In general, I’m fine with leveling speed. You can hit 90 very quickly if that is your goal. On the other hand, nothing is stopping you from taking your time and smelling the roses, so to speak. Nothing is stopping you from playing without heirlooms or a full set of bags, runspeed shoes, and a hundred gold or so sent over by your main, if you have one.

That said, it’s true that it’s really, really tough to die in a starting zone. They’ve even made all of those angry mobs yellow, so you have to be the one to start combat. It’s easier, sure, but that doesn’t make it more fun.

So, put those two together – what would I like to see changed about the leveling experience? I’d like to need to use my class or racial cooldowns to succeed. Not for everything, but maybe for the boss of the starting zones – maybe my Blood Elf silence is crucial for that fight. Maybe the Troll’s Berserk is really important for theirs. Later on, when we start getting more class abilities, make them important for specific points in leveling, as well. I thought that they started doing more of this at endgame, and I think they need a lot more of it woven into the leveling experience. It has the added pro of teaching us how and when to use those skills – a lot of the concern about speedy leveling seems to be that people don’t have a reason to really learn to play their class.

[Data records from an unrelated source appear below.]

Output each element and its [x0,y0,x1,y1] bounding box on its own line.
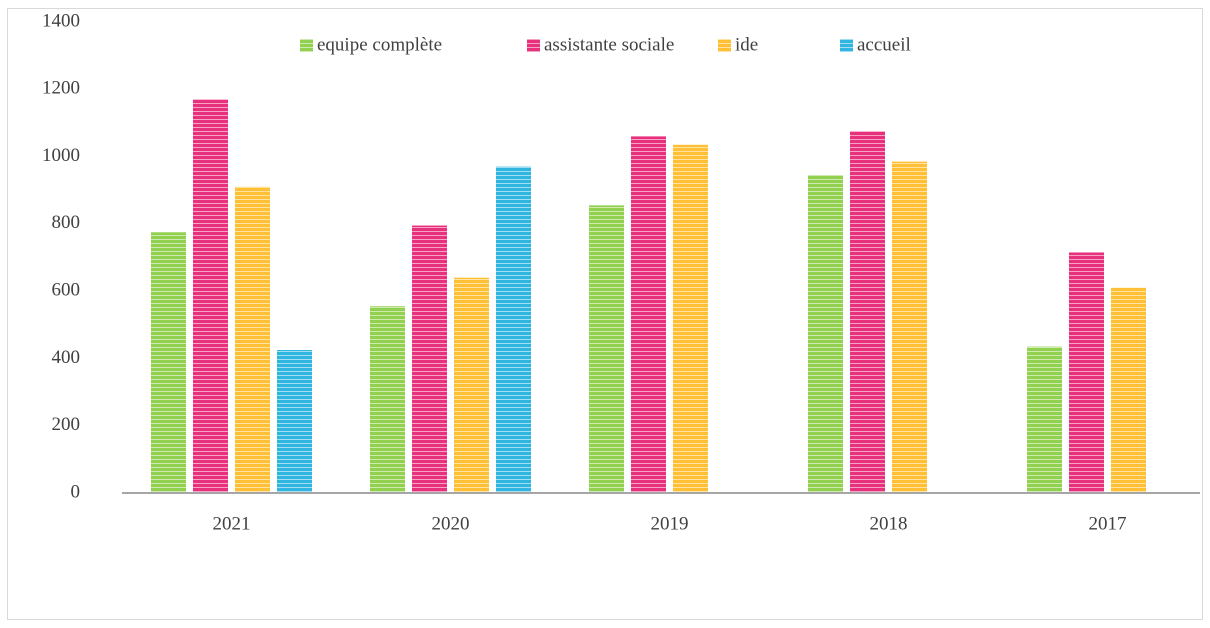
bar-stripes [496,166,531,493]
y-tick-label: 400 [52,347,81,368]
bar-stripes [1111,287,1146,493]
y-tick-label: 800 [52,212,81,233]
bar-stripes [370,306,405,493]
legend-swatch-stripes [840,39,853,52]
y-tick-label: 0 [71,481,81,502]
legend-label: accueil [857,34,911,55]
legend-swatch-stripes [527,39,540,52]
bar-stripes [589,205,624,493]
bar-stripes [151,232,186,493]
legend-swatch-stripes [300,39,313,52]
legend-label: assistante sociale [544,34,674,55]
bar-stripes [193,99,228,493]
x-tick-label: 2018 [870,513,908,534]
bar-stripes [412,225,447,493]
x-tick-label: 2019 [651,513,689,534]
bar-stripes [235,186,270,493]
y-tick-label: 1200 [42,78,80,99]
x-tick-label: 2017 [1089,513,1127,534]
legend-swatch-stripes [718,39,731,52]
y-tick-label: 600 [52,280,81,301]
legend-label: equipe complète [317,34,442,55]
bar-stripes [808,175,843,493]
bar-stripes [892,161,927,493]
bar-stripes [673,144,708,493]
legend-label: ide [735,34,758,55]
y-tick-label: 1000 [42,145,80,166]
bar-stripes [850,131,885,493]
y-tick-label: 200 [52,414,81,435]
bar-stripes [631,136,666,493]
bar-stripes [1069,252,1104,493]
bar-stripes [1027,346,1062,493]
x-tick-label: 2021 [213,513,251,534]
x-tick-label: 2020 [432,513,470,534]
bar-stripes [277,350,312,493]
chart-frame [7,8,1203,620]
y-tick-label: 1400 [42,10,80,31]
bar-stripes [454,277,489,493]
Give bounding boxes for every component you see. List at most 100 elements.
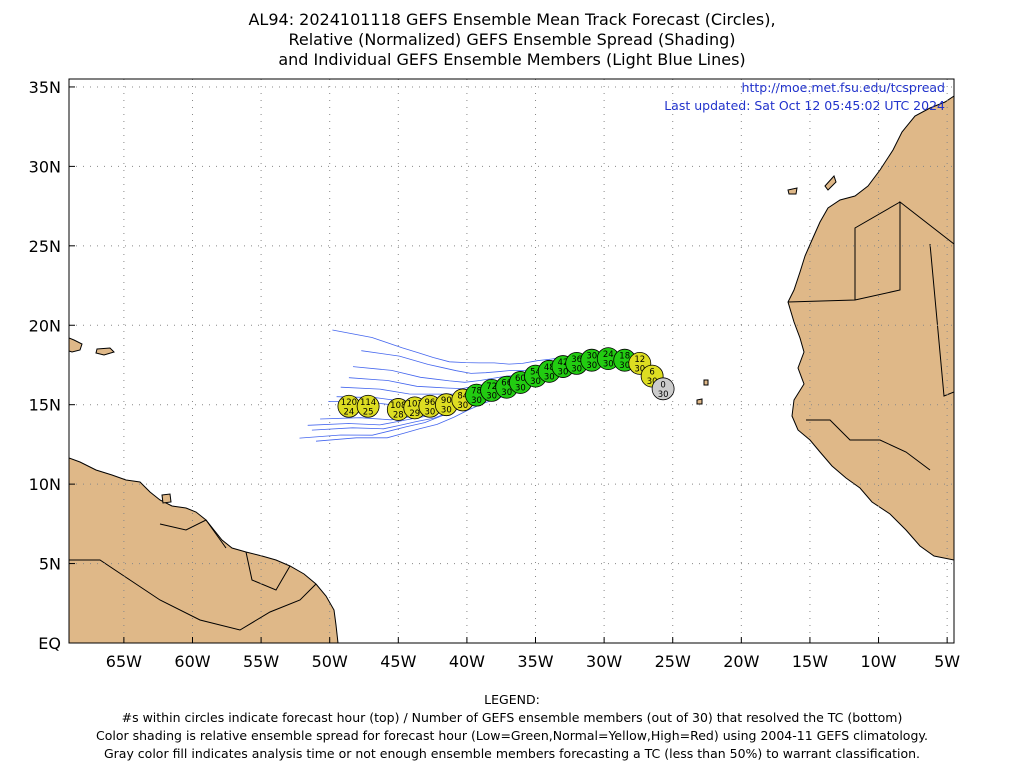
forecast-hour-label: 72 — [486, 382, 497, 392]
mean-track: 1202411425108281022996309030843078307230… — [337, 347, 675, 421]
canary-islands-land — [824, 175, 837, 191]
legend-line-2: Color shading is relative ensemble sprea… — [96, 728, 928, 743]
member-count-label: 28 — [393, 410, 404, 420]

Blizzard is gunshy of spending too much dev time on leveling content due to the backlash they faced after Cataclysm, but I think they need to be very careful not to ignore it entirely. This is the very first experience people have when they start playing. Make it engaging, challenging without being impossible. Pay a little attention to it each patch or expansion to keep it well-cared for like a well-tended garden. You can’t pull all the weeds out once, after it’s grown wild, and expect it to produce anything worthwhile.